Open p2004a opened 8 months ago
Perhaps some sort of "clear pool and consolidate into a single .sdz
archive" option on top of existing rapid? BAR wants incremental because it has no release cycle, but maybe this won't be a worry longterm because it should eventually have one. And then a release is a perfect moment to consolidate the rapid pool.
ZK does something equivalent to the above - when there's a release we build an .sdz
archive via infra and distribute it via Steam, but this wouldn't necessarily be needed if the archive could be built locally by clients from pool.

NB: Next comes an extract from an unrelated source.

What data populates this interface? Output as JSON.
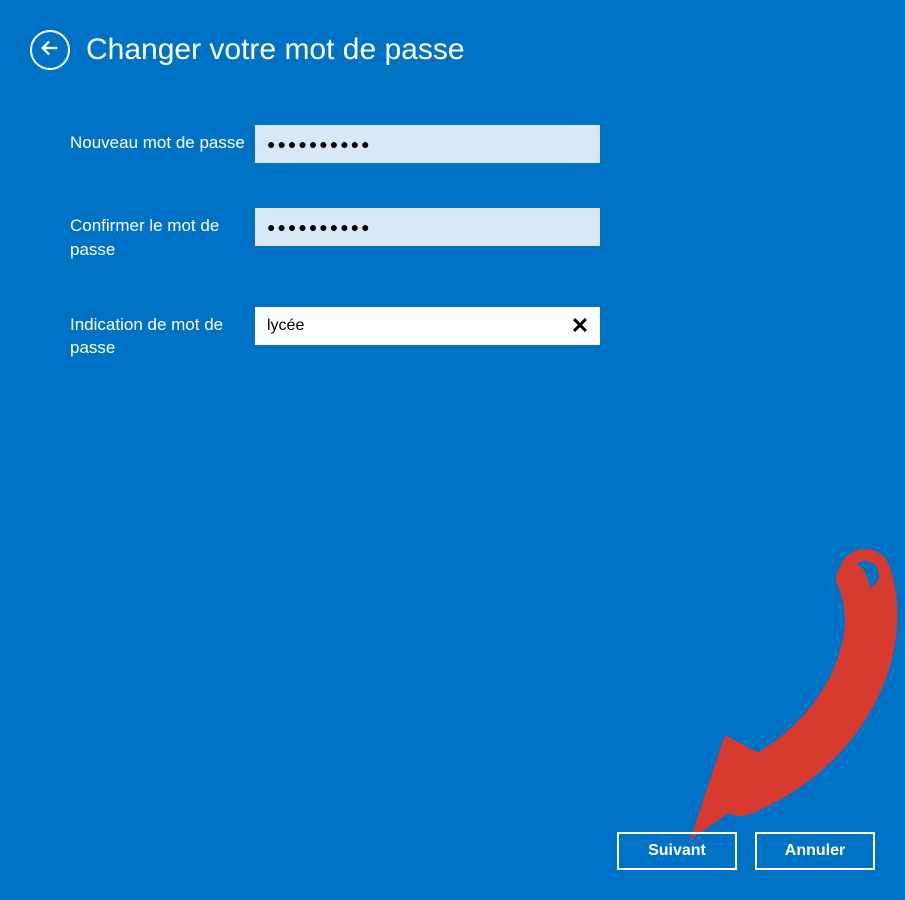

Interesting idea, such local consolidation into a sdz/sd7 archive could be some sort of middle ground that's also worth considering. Some observations:
At the moment I would personally still gravitate slightly more towards trying out the embedded database, as it might be in the end an overall simpler architecture and code, but it would need to be tried out to confirm.
Problem
Rapid format is serving us relatively well because it provides good incremental updates support.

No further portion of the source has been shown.